Çeşitli biçimlerde yararlandığımı^ hayvanları korumak böylece en doğal görevimiz olmaktadır. Onların barınaklarına gerekli özeni gösterip, temiz tutmalıyız. Sağlıklarıyla yakından ilgilenip, hastalıklı hayvanları en yakın veterinerliğe götürmeliyiz. En önemlisi de onlara karşı katı ve sert olmamalıyız.

Elbette bütün hayvanlar yararlı değildirler. Bir bölümü, örneğin fareler, sürüngenler, sinekler, böcekler, parazitler vb. biz insanlara zararlıdırlar. Zararlı hayvanlarla mücadele etmek, onların çevrelerine zarar vermelerini önlemek de bir diğer görevimizdir.

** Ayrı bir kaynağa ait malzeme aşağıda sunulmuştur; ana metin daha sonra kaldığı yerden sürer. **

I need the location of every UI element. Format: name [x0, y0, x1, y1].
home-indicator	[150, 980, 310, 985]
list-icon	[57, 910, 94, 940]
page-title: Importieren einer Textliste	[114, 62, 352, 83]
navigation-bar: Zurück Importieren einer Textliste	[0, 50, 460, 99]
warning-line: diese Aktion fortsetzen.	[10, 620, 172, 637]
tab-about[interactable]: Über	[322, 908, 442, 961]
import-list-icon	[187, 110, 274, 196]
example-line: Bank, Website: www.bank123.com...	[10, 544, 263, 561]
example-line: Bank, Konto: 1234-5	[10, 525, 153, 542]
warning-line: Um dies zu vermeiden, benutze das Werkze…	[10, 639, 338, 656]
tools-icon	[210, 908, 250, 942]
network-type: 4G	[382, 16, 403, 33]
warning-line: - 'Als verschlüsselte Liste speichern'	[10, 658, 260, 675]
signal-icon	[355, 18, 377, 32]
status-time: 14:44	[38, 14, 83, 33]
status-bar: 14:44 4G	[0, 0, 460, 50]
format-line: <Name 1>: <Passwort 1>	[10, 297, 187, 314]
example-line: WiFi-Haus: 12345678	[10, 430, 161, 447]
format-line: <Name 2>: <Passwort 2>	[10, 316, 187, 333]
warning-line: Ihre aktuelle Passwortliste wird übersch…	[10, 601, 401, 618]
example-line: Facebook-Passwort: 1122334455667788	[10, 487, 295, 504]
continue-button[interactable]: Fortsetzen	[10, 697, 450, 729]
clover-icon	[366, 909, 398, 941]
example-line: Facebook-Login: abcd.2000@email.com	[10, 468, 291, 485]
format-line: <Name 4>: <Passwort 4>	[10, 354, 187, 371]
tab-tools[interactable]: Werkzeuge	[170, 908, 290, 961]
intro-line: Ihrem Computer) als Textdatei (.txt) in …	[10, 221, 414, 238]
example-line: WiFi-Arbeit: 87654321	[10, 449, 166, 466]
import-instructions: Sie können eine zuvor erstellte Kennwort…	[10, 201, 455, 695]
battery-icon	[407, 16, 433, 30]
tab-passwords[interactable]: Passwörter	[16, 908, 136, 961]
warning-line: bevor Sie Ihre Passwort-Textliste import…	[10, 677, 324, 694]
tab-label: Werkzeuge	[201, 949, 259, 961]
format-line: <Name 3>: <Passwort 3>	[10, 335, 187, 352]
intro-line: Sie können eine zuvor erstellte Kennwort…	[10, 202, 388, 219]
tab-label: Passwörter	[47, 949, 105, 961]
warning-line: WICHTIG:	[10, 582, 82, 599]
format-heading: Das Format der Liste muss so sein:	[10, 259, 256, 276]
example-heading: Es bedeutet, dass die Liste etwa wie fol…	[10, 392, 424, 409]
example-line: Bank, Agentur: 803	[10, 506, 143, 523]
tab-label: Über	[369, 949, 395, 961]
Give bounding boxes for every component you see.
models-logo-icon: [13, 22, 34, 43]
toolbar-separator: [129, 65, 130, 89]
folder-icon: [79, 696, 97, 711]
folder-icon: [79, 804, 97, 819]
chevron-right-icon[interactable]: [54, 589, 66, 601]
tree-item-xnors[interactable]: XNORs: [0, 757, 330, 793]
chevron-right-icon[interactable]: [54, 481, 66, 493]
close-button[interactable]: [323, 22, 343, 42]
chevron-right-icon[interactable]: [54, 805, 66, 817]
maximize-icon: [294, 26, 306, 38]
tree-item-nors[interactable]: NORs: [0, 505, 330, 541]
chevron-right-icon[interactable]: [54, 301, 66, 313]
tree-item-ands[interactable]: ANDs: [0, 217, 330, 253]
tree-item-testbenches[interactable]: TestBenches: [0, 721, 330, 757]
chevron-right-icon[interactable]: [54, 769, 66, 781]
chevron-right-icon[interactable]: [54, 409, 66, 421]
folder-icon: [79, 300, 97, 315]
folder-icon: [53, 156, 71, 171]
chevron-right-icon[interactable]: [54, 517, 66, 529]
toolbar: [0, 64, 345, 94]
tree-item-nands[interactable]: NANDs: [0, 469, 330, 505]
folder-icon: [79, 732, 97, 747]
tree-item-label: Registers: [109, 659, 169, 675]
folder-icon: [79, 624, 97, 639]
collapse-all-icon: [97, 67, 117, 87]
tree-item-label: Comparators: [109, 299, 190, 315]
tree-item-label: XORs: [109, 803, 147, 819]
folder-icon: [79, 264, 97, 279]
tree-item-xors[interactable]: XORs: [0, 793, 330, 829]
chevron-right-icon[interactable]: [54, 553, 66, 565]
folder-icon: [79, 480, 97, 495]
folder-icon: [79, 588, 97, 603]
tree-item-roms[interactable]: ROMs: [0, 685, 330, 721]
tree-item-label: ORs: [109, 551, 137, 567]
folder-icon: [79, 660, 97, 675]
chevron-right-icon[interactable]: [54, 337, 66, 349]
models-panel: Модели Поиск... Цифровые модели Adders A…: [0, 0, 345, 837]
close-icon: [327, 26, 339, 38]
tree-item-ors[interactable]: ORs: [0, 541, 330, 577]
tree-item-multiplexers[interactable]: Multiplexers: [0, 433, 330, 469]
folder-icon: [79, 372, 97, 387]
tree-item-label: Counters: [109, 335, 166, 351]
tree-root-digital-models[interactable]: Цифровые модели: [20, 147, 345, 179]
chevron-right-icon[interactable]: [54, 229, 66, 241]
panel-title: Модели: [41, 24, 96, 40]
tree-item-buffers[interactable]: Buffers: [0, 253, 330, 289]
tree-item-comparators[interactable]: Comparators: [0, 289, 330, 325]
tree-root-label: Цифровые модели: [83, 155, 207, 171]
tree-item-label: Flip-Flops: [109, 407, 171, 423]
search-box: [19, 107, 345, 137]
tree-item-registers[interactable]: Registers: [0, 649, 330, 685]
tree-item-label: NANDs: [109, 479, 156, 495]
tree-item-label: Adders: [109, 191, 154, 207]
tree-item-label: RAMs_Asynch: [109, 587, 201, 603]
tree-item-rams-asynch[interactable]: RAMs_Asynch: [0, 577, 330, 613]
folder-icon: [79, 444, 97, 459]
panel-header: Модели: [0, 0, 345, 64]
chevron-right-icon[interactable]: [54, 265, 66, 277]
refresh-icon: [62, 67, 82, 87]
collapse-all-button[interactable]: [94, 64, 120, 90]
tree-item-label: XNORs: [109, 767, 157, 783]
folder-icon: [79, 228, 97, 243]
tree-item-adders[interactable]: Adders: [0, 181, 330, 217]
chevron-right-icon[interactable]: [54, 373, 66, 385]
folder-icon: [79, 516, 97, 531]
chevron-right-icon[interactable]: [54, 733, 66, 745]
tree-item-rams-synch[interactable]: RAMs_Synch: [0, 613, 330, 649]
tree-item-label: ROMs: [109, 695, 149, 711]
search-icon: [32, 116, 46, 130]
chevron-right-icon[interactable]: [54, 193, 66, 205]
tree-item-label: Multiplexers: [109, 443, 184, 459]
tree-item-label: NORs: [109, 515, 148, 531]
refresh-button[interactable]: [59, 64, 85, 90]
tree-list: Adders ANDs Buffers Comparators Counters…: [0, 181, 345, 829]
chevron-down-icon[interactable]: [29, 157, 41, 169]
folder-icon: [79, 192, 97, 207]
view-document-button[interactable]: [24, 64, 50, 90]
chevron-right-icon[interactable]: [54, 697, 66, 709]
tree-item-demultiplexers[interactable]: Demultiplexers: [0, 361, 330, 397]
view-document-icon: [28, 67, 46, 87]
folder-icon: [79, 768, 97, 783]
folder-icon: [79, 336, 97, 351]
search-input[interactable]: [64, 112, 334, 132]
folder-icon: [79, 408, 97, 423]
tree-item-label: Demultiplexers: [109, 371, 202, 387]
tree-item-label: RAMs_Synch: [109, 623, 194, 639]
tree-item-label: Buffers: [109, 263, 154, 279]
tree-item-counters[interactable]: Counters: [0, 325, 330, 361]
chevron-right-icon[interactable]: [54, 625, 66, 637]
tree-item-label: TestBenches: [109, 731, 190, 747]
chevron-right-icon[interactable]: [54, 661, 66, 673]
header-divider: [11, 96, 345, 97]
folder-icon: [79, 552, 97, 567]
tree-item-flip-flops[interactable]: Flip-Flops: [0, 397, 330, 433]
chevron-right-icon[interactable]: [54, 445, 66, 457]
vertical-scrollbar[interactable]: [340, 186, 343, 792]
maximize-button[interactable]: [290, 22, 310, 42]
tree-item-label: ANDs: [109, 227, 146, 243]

Çağımız hoşgörü ve sevgi çağıdır. Bu nedenle insanların hayvanlara karşı duyacakları sevgi ve onları koruma duyguları daha bir önem kazanmıştır. Hayvanları seven ve onları koruyan insanlarda yardım bilinci gelişir, doğa ve diğer canlılara karşı sevgi ve koruma duyguları sürekli yücelir. Bu durum da her şeyden önce insanın kendisini yücelten önemli bir gelişmedir.